Die Heimwehfluh ist ein besonderer Ort – mit der historischen Standseilbahn von 1906, dem Panoramablick auf Thuner- und Brienzersee und der Geschichte, die bis ins Jahr 1865 zurückreicht. Junge Leute aus der Region wollen mit dem gemeinnützigen Verein NAH (Neuer Aufbruch Heimwehfluh) das einzigartige Ensemble wieder zum Leben erwecken und anfangs Juni als Treffpunkt für die Region mit einem Waldcafé, einer Abendbar mit lokalen Spezialitäten, einem authentischen Kulturprogramm sowie einem einladenden Platz für Familien mit Kindern neu eröffnen.
Die SP Bödeli-Jungfrau begrüsst dieses Engagement und beschloss an der kürzlichen Hauptversammlung, das Projekt mit einem ansehnlichen finanziellen Beitrag zu unterstützen.

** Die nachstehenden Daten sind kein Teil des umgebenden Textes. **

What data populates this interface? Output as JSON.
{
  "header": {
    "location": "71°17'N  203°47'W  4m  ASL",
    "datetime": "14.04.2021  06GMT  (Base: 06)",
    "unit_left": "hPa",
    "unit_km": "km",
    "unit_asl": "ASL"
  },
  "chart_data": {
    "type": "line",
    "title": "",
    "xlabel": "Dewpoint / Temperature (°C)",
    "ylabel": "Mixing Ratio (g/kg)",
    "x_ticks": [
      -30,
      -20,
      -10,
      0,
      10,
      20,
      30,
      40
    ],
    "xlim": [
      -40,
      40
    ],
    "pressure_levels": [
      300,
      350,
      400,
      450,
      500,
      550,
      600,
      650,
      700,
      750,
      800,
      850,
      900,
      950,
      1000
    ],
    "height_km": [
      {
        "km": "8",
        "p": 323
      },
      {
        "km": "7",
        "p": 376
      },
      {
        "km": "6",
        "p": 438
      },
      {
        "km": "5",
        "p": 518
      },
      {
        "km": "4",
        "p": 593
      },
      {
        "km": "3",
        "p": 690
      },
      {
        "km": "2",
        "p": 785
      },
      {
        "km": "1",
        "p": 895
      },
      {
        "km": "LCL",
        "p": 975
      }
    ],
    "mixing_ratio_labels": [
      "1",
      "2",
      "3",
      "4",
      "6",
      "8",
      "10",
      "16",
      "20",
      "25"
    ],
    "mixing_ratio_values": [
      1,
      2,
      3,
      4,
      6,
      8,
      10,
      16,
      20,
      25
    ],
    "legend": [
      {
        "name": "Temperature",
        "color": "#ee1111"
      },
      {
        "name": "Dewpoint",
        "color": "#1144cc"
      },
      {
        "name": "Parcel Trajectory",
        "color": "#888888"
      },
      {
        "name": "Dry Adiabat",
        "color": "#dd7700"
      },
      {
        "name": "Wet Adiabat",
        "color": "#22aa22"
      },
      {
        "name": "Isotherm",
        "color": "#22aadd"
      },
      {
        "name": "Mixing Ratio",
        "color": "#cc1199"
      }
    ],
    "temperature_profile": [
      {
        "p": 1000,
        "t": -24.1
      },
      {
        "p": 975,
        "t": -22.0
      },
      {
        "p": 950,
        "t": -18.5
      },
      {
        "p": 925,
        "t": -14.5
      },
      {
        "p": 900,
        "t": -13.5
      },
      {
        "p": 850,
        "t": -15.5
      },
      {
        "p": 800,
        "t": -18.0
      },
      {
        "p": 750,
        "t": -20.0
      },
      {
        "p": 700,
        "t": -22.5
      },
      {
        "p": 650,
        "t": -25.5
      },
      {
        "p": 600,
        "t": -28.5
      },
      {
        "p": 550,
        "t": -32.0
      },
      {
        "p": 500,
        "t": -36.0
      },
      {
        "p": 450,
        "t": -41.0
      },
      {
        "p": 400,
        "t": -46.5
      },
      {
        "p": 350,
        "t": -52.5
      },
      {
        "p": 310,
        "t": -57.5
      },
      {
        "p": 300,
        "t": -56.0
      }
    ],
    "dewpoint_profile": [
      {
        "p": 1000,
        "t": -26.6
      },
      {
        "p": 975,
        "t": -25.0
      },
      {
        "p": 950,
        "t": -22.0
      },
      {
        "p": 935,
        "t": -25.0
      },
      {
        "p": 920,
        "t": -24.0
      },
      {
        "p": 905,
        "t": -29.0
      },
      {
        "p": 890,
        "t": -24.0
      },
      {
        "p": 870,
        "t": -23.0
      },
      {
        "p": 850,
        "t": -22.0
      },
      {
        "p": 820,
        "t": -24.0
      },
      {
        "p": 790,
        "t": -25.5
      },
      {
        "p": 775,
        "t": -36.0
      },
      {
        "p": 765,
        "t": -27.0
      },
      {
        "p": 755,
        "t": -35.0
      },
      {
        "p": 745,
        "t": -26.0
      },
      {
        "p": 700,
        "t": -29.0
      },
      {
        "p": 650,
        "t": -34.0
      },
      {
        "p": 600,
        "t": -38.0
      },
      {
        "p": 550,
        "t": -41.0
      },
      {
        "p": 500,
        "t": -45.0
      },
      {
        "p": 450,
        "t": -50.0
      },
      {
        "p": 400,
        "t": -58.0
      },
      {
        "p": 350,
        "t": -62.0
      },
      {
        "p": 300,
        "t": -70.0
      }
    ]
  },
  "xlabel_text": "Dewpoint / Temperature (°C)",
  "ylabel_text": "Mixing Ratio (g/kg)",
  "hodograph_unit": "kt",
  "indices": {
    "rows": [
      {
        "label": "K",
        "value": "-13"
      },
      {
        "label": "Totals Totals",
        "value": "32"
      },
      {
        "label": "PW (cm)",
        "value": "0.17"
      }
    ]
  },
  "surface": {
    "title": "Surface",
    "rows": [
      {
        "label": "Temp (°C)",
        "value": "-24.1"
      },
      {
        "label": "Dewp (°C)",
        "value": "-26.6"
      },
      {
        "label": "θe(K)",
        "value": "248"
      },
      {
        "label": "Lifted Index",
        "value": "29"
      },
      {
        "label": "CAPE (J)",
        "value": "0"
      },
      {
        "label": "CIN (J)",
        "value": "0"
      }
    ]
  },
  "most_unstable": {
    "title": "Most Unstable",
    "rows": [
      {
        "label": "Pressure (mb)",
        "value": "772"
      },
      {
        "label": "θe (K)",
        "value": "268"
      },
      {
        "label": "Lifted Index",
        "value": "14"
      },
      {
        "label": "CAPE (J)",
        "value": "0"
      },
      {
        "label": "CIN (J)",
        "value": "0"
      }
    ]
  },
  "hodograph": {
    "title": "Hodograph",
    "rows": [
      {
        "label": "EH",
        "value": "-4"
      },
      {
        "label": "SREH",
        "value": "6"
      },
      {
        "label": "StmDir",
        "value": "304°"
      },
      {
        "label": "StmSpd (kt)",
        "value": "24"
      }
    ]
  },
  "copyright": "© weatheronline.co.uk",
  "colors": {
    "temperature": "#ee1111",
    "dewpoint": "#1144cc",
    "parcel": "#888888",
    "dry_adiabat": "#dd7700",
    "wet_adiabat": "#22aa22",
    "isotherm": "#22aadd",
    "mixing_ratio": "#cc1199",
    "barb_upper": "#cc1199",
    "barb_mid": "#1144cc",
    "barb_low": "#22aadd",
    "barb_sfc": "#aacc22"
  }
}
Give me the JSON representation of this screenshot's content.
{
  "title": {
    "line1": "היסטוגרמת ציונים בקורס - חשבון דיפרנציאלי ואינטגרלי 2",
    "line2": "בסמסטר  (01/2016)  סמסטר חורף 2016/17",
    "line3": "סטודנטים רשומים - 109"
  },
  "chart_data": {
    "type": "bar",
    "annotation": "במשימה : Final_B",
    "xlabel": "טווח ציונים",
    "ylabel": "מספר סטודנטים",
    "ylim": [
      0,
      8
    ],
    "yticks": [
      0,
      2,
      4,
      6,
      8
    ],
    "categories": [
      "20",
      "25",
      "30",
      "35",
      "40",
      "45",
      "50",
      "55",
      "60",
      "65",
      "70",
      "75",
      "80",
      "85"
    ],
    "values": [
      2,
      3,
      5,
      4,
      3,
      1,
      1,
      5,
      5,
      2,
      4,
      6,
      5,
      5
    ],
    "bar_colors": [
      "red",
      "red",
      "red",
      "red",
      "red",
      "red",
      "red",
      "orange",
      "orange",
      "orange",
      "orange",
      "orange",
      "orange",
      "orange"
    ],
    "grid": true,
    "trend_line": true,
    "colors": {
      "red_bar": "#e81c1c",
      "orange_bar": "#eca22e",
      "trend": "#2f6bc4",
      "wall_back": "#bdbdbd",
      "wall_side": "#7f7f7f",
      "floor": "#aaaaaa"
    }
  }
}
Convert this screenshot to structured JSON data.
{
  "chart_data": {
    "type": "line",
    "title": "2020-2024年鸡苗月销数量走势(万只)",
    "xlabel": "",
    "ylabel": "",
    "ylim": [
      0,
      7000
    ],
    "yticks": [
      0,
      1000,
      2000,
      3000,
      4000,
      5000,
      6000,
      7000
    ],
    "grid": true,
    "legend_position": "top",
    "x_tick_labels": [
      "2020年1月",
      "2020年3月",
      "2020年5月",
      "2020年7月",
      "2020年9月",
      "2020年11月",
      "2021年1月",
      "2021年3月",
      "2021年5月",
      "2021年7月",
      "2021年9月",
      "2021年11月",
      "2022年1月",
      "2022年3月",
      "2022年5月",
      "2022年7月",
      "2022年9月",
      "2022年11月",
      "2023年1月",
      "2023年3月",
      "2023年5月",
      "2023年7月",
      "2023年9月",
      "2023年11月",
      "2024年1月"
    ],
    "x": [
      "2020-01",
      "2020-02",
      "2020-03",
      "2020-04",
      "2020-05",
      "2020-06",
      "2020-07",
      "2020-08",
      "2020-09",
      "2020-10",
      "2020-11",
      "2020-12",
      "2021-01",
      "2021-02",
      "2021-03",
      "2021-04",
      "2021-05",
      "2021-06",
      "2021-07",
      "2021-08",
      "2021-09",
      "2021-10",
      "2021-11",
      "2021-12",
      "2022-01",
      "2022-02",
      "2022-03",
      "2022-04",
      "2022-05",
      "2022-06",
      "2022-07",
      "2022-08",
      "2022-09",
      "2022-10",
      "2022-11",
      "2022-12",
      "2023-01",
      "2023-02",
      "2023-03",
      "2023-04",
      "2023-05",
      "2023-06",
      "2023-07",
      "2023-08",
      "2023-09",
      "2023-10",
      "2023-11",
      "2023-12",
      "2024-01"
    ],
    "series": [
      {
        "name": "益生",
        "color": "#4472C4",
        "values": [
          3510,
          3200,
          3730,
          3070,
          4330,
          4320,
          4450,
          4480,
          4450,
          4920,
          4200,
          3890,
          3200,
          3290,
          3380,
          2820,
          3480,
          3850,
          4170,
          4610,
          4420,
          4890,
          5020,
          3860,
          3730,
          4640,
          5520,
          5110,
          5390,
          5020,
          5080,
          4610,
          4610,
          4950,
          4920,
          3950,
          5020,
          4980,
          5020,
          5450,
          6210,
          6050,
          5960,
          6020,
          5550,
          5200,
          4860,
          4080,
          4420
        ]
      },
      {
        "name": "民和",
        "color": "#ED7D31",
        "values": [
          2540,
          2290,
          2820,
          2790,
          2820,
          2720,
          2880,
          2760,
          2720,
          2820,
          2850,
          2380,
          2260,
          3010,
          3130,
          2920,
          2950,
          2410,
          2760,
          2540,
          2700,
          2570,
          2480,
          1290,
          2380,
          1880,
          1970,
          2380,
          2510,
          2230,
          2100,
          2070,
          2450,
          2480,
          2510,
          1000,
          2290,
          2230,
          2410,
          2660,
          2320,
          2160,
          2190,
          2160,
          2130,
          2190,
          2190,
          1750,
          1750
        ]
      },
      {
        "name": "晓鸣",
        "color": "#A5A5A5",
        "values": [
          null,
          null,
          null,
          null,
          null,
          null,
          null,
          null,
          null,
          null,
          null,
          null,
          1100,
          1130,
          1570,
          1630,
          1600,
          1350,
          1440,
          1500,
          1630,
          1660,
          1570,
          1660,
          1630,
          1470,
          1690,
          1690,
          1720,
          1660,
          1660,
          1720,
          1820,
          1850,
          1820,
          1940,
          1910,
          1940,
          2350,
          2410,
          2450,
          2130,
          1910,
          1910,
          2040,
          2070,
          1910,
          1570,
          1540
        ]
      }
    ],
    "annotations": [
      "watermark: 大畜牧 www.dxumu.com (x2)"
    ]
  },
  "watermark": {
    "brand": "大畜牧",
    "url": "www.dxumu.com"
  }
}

Die Versammlung bestätigte ferner den sechzehnköpfigen Vorstand (inklusive Ortsgruppenvertretungen) und die neugebildete Geschäftsleitung mit Hanspeter Berger, Alice Martin, Philipp von Euw und Walter Seiler. Im Anschluss an die HV referierte die frischgewählte SP-Kantonalpräsidentin Manuela Kocher-Hirt über die aktuelle Transformation im Gesundheitswesen.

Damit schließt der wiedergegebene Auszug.